Como já é o padrão do Shinedown, Planet Zero apresenta melodias densas, brutas e com uma mistura de metal alternativo e hard rock que soa madura e adorna harmonicamente todos os enredos líricos. Afinal, a melodia ajuda a intensificar o drama, a incredulidade, a indignação, a revolta e a potência de uma mente que não se vê com uma mente moldada de acordo com ideais de um sistema falido.
Tal como Attention Attention, a produção também recebe a assinatura de Bass, quem conseguiu sintetizar todo o caos, toda a desordem, todo o olhar pasmo e inquietante dos integrantes frente a realidades tão adversas e inimagináveis que o mundo está vivendo. Guerras, governos autoritários, retrocesso no que tange os direitos humanos, machismo estrutural, intolerância. Planet Zero é o grito de protesto mais visceral que já foi fecundado pelo quarteto de Jacksonville.
Interessante notar que, nesse processo, os sete interlúdios espalhados pela tracklist do álbum funcionam como introduções a respectivas sequências de músicas que abordam questões de pertencimento, aceitação, autoestima e imposição comportamental. A voz feminina passa até a parecer um personagem onipresente do disco.
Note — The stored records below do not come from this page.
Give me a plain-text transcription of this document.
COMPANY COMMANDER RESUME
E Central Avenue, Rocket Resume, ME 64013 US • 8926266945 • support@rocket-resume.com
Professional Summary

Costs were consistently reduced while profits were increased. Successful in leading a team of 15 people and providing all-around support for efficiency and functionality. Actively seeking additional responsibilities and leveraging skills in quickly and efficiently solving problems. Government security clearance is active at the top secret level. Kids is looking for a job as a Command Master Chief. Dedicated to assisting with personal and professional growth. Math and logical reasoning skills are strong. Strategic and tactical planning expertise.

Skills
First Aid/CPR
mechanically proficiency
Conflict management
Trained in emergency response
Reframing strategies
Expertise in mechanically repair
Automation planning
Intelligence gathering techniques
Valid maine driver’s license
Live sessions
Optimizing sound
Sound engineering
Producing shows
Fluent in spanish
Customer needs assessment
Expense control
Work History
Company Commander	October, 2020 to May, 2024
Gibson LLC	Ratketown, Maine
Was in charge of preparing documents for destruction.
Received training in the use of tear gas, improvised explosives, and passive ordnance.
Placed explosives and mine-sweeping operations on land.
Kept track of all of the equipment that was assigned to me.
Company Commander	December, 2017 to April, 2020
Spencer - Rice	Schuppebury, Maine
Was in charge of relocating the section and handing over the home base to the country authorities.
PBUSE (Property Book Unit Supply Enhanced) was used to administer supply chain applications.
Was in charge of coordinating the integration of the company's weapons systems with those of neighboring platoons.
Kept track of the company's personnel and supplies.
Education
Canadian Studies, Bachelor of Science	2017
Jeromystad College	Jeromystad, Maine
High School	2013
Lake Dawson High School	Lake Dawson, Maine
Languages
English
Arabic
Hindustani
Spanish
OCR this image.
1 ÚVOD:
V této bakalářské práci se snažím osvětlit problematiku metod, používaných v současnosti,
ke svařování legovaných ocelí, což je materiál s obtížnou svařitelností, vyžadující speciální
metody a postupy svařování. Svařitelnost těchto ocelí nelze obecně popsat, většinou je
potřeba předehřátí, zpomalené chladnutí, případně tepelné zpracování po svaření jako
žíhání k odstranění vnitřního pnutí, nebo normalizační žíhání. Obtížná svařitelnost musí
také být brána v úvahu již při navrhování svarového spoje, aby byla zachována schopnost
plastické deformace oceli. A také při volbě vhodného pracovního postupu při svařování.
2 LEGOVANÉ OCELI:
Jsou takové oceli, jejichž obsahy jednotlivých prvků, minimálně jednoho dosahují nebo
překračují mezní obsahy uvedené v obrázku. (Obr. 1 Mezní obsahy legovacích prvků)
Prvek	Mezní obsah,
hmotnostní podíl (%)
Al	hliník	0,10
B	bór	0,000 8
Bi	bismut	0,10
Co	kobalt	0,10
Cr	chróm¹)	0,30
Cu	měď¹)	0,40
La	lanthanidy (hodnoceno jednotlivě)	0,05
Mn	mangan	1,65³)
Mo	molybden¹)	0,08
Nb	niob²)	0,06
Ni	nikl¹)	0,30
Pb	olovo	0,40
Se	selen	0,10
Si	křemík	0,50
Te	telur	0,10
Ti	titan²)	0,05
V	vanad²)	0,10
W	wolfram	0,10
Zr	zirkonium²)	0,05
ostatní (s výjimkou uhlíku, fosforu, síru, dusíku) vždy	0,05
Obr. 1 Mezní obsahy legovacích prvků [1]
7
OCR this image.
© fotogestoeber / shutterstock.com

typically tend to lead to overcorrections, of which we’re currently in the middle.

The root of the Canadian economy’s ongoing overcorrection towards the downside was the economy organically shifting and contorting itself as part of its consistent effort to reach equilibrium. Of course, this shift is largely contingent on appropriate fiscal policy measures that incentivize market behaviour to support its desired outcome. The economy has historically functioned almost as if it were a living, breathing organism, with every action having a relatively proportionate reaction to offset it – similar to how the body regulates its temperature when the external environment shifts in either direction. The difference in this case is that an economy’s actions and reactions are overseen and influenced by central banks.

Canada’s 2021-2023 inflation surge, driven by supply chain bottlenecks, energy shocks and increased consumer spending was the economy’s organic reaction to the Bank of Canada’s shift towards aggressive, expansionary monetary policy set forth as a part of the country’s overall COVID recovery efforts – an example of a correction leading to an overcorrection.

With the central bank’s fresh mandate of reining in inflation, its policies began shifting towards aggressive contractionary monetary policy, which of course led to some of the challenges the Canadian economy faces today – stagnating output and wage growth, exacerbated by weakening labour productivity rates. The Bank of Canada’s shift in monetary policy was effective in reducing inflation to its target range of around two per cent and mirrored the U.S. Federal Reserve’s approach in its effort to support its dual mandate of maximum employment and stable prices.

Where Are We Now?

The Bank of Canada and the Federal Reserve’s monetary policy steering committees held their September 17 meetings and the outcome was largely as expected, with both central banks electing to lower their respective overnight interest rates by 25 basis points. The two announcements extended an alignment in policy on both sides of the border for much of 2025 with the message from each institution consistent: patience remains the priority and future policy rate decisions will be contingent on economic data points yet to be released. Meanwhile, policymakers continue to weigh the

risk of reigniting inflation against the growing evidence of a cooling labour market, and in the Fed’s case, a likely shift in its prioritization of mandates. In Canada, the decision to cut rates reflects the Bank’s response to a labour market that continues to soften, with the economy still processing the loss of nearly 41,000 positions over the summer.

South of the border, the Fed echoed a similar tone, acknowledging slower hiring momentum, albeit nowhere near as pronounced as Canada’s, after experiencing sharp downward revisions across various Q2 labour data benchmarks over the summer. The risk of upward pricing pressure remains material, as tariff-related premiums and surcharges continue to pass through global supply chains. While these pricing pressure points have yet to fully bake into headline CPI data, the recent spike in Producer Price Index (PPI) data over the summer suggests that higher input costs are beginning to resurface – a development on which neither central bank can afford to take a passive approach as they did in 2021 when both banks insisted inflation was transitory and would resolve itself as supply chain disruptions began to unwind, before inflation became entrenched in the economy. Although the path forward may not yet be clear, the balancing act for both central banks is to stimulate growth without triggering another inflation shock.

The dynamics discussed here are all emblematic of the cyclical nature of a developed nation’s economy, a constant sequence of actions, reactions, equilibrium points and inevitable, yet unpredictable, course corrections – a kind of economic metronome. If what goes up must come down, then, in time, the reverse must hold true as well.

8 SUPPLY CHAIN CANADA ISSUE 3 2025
Lançado em 01 de julho de 2022 via Atlantic Records, Planet Zero é um álbum conceitual que acompanha um personagem no processo de corrupção de sua essência. Um disco de críticas sociais brutais e afiados sobre uma sociedade refém do autoritarismo e do conservadorismo sistêmico. Bem-vindo ao Planeta Zero: a terra da padronização físico-ideológica.